Andexanet alfa is an agent developed to reverse the activity of factor Xa (fXa) inhibitors. Phase 2 proof-of-concept studies in patients taking rivaroxaban, apixaban, edoxaban, and enoxaparin have been completed and andexanet is now being studied in phase 3 confirmatory trials. In part 2 of the phase 3 ANNEXA-A trial [NCT02207725], subjects were treated with apixaban, dosed to steady state, and randomized 3:1 to receive an andexanet bolus plus an infusion or placebo. Mark Crowther, MD, McMaster University, Hamilton, Ontario, Canada, presented the study results.

Because of the difficulty in conducting trials in actively bleeding patients, the ANNEXA-A study was designed to enroll older subjects (50 to 75 years) who were otherwise healthy and to utilize biomarker end points. The primary end point was the percentage change in anti-fXa activity from baseline to the nadir after infusion. Baseline was defined as the measurement at peak anti-Xa before the start of bolus, and the nadir was the lowest anti-Xa value between 10 minutes prior to and 5 minutes after the end of infusion.

A total of 32 subjects were enrolled, 24 to the andexanet arm and 8 to placebo.
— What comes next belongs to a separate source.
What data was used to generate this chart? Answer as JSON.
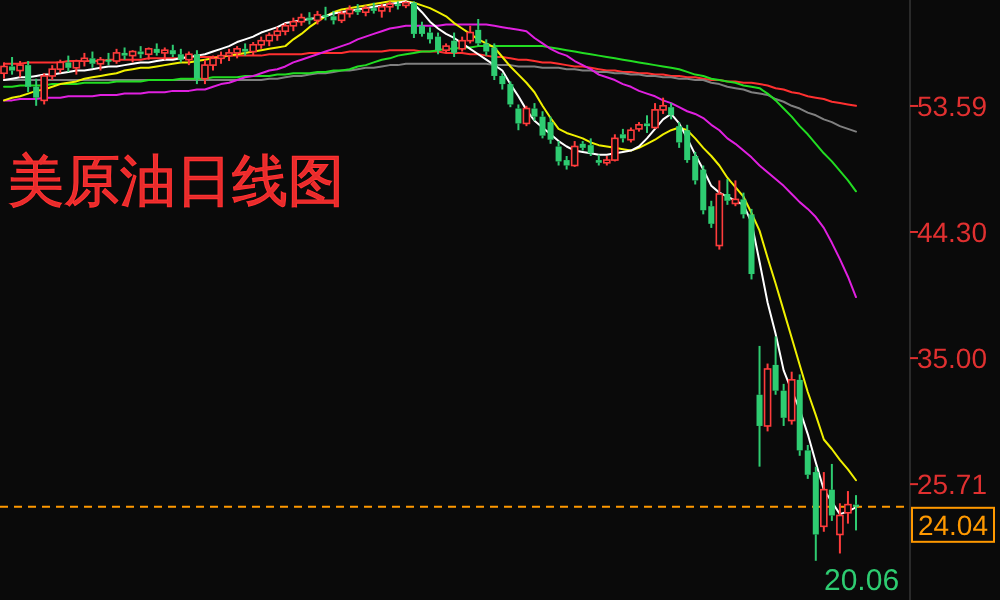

Twenty-two patients (68.8%) were male and 29 patients (90.6%) were white with a mean age of approximately 59 years (range, 50 to 73). Subjects who were randomized to active treatment received an andexanet bolus of 400 mg followed by 480 mg for a 2-hour continuous intravenous infusion (4 mg/min).

The safety results were consistent with those observed in earlier studies of andexanet. One subject discontinued during the andexanet infusion after experiencing mild hives; there were no other allergic symptoms or cardiorespiratory effects. Six subjects had mild infusion-related reactions, 4 (16.7%) in the andexanet group and 2 (25.0%) receiving placebo. None experienced severe or serious adverse events. Transient elevation of prothrombin fragment 1 &0x002B; 2 was seen in most subjects who received andexanet but it returned to ≤ 2 times the upper limit of normal by the fourth day after treatment. D-dimer did not increase for more than 1 day. Dr Crowther commented that no thrombotic events were noted in anyone infused with this product across all studies. No clinically important antibodies to factor X or fXa were reported.

Subjects in part 2 of the ANNEXA-A study met its primary study end point. The mean anti-fXa significantly decreased by 92% from baseline, which was also significantly lower than the placebo group (P < .001). In addition, andexanet significantly reduced free apixaban (P = .0002 vs placebo). Thrombin generation was restored to preapixaban levels in all andexanet-treated subjects (P < .0001). A large, multicenter, open-label phase 4 study of andexanet is now being conducted at centers in North America and Europe. This study will enroll subjects with acute bleeding who are taking fXa inhibitors to determine the change in anti-fXa activity as well as the number of patients who can achieve effective hemostasis.